- Hecla Location within the state of Wyoming Hecla Hecla (the United States)
- Coordinates: 41°9′27″N 105°10′24″W﻿ / ﻿41.15750°N 105.17333°W
- Country: United States
- State: Wyoming
- County: Laramie
- Elevation: 6,758 ft (2,060 m)
- Time zone: UTC-7 (Mountain (MST))
- • Summer (DST): UTC-6 (MDT)
- ZIP codes: 82009
- Area code: 307
- GNIS feature ID: 1589463

= Hecla, Wyoming =

Hecla is a ghost town in Laramie County in the U.S. state of Wyoming.

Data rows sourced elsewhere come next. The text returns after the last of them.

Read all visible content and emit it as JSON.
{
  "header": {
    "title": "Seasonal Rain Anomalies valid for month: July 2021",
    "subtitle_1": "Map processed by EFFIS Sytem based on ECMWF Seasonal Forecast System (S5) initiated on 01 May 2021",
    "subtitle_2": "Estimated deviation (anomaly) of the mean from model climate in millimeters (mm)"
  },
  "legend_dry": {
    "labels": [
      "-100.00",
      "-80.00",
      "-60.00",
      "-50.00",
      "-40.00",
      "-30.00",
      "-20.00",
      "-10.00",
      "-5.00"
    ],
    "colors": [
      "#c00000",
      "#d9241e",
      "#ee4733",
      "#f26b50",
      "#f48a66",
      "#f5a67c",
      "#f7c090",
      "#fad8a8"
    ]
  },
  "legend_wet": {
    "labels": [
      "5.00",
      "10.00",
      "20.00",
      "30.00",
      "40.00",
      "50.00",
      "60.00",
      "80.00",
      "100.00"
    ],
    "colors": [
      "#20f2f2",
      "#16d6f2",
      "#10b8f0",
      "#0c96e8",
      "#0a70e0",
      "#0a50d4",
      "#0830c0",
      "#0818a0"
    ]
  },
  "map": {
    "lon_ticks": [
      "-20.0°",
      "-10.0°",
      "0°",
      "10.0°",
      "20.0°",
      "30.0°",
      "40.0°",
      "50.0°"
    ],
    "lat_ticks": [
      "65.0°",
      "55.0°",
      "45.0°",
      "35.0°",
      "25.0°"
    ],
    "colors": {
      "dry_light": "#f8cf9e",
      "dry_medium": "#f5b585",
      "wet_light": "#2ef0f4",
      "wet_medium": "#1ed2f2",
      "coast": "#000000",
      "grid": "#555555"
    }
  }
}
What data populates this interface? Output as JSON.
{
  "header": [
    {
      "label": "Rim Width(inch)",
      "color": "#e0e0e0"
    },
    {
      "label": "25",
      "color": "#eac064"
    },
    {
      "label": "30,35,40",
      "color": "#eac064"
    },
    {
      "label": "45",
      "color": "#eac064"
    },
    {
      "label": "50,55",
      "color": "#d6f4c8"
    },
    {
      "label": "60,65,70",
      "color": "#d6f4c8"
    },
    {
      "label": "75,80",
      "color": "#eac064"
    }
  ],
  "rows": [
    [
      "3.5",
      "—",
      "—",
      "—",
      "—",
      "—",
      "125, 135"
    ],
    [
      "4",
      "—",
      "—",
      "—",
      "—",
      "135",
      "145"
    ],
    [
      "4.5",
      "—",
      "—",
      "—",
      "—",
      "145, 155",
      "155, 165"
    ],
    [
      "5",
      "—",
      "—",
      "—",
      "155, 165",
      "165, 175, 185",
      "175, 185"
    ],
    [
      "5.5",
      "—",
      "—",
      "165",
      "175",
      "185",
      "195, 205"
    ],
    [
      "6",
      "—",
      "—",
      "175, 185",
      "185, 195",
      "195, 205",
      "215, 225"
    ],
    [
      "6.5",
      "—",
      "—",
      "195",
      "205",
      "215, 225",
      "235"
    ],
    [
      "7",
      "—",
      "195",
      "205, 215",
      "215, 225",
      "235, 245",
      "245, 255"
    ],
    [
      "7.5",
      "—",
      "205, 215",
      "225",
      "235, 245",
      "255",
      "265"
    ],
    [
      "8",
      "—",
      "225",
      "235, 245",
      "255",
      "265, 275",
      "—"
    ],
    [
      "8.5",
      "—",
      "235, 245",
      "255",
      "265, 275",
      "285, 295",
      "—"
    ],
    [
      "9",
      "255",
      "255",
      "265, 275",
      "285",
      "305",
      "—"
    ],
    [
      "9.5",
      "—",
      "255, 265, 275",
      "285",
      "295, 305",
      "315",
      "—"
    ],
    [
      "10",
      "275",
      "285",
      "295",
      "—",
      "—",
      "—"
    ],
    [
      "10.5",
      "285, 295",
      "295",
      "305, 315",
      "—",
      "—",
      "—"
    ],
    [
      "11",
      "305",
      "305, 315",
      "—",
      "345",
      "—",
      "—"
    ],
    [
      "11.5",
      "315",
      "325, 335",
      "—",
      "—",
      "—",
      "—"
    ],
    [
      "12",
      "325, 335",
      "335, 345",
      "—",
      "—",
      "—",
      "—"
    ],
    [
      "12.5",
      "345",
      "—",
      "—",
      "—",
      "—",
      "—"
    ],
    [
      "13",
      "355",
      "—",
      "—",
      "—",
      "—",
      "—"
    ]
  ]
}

Although not posted, what remains of the stamping and smelting facilities is located on private property.

==History==

The area around Hecla was mined for copper from the 1860s to the 1960s by the Calumet and Hecla Mining Company which was a merger between the Calumet Company and the Hecla company. It became one of the major copper mining companies in the United States.

At one point, Hecla was being considered as a stop for the Union Pacific Railroad, but it didn't gain enough attention and the proposal was dropped.

==Literature==

In the book Hell Hole by Hunter Shea, the main character is asked by President Teddy Roosevelt to investigate a mine in Hecla.